Pete missed the army, so, after a year in ‘civvy street’ he joined the TA, hoping that part-time soldiering would fill the void. It didn’t. Then he heard of the SAS, at that time relatively unknown, which was heavily involved in deep-penetration patrols in the Malayan jungle. In 1953 he applied to join, and passed a very exacting Selection course.
Before he knew it Pete was back on a troop ship en route to Malaya to join A Squadron. He had ten days’ training in jungle patrolling, a week on a final exercise, then his para course at the RAF station in Changi. After that, he was back on operations in the jungle. It must have seemed like he’d only just left.
The operational timetable the Regiment adhered to at that time was three months in the jungle, then ten days’ R&R leave. This was a tough regime, but for Pete going back to the jungle felt a bit like going home. He revelled in it, completing two three-year tours in Malaya with A Squadron in the 1950s, taking part in all the major operations. This included, of course, participating in the infamous tree jumps. Pete counted himself lucky to survive five of these, three in training and two on operations.

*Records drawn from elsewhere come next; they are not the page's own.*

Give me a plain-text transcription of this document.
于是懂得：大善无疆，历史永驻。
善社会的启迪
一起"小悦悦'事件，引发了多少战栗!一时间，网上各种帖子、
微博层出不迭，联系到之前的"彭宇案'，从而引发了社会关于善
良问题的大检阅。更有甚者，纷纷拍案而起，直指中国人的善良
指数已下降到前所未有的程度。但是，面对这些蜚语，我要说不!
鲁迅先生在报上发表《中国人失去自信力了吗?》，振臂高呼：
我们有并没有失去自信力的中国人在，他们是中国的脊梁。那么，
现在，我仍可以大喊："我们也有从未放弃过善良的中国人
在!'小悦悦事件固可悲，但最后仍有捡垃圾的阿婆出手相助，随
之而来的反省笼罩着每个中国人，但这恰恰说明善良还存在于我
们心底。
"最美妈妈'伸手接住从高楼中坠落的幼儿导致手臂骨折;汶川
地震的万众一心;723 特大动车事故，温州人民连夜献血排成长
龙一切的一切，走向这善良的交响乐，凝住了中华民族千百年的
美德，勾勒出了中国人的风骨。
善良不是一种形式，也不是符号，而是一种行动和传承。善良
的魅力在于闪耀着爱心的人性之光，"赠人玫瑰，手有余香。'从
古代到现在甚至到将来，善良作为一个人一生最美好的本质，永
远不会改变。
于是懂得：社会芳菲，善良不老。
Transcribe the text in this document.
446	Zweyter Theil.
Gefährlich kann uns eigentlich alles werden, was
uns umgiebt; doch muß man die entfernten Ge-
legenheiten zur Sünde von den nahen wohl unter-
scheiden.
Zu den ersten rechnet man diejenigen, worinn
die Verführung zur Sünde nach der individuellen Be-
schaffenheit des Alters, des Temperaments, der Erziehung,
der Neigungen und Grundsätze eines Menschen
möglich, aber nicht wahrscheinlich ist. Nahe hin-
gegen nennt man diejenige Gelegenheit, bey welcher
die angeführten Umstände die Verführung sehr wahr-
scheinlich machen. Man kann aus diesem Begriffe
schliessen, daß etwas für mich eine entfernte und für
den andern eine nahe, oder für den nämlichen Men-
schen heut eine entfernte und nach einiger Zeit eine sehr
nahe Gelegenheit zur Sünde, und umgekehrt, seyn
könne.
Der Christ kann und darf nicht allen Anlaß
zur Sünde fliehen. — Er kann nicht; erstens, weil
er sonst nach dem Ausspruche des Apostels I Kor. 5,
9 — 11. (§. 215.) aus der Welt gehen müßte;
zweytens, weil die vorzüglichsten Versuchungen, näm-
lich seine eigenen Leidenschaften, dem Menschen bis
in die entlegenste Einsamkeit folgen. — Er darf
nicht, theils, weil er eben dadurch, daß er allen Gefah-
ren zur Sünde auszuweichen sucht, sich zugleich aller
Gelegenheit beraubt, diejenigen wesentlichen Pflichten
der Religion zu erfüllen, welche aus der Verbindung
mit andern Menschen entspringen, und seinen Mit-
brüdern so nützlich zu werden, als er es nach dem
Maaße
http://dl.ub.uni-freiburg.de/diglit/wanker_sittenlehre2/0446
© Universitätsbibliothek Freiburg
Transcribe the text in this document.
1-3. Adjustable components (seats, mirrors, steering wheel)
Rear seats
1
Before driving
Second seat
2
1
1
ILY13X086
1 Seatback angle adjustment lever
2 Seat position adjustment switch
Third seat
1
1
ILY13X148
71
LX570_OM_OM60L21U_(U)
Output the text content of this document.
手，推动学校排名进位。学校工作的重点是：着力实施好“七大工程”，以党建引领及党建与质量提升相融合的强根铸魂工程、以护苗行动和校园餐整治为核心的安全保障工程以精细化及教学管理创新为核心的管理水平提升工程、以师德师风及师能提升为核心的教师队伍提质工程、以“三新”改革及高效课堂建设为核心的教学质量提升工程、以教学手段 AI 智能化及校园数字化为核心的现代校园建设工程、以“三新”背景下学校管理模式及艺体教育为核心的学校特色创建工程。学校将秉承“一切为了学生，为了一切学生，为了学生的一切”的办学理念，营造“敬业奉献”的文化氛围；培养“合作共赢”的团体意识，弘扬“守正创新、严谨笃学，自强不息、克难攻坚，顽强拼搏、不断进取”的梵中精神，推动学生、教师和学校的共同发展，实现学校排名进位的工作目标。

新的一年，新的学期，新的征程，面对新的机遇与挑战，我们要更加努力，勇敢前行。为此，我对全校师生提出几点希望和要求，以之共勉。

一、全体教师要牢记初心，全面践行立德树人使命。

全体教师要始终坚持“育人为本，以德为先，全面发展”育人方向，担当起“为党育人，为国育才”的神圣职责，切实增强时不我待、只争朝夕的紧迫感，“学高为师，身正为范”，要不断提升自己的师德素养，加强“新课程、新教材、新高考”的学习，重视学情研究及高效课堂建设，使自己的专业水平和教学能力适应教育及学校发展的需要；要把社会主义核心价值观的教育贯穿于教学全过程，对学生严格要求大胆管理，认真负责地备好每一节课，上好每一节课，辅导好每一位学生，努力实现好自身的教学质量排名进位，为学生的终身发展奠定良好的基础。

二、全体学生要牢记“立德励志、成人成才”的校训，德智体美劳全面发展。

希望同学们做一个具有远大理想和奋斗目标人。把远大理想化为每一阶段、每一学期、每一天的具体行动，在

The Malayan operation that Pete regarded as the most satisfying and rewarding was staged in 1954. Pete, of course, was a veteran of jungle warfare by then, but still something of a new boy in A Squadron and the action was to serve as a forma
tive experience for him in learning how the SAS worked. The squadron was deployed to Kajang, an area of treacherous swamp on the west coast of northern Malaya just above Malacca. They had received intelligence that a terrorist group was mounting barbarous attacks against isolated villages, plundering food and livestock and raping and murdering the villagers. The leader of the group, Loon-Kon-Kim, had been dubbed ‘The Bearded Terror of Kajang’ by the locals.
A local jungle scout was chosen to lead an SAS troop in search of Loon-Kon-Kim’s base. Like the rest of his colleagues in A Squadron, Pete was by now more used to operating as part of a four-man patrol, so it felt a little like being back with the Suffolks when the best part of four patrols stalked through the swamp country. Wading through fetid water that could, at times, be almost chest deep, Pete took great care to keep his Bren gun out of the sludge. He was too old a hand to risk any kind of a stoppage when he knew that a close-quarter jungle firefight could erupt at almost any moment.
When they moved across higher ground they were hardly any less wet than in the swamp, the heat and humidity combining to leave their clothes drenched with sweat. Eventually the scout indicated an area up ahead and a series of silent signals were passed down the column. They sank to the jungle floor, Pete resting on one knee, the heavy Bren supported on his left thigh. The scout went forward with the patrol commander, creeping towards a clearing, crawling low in the foliage to find a vantage spot from which they could take a better look at the camp. The troop adopted an all-round defensive formation and waited.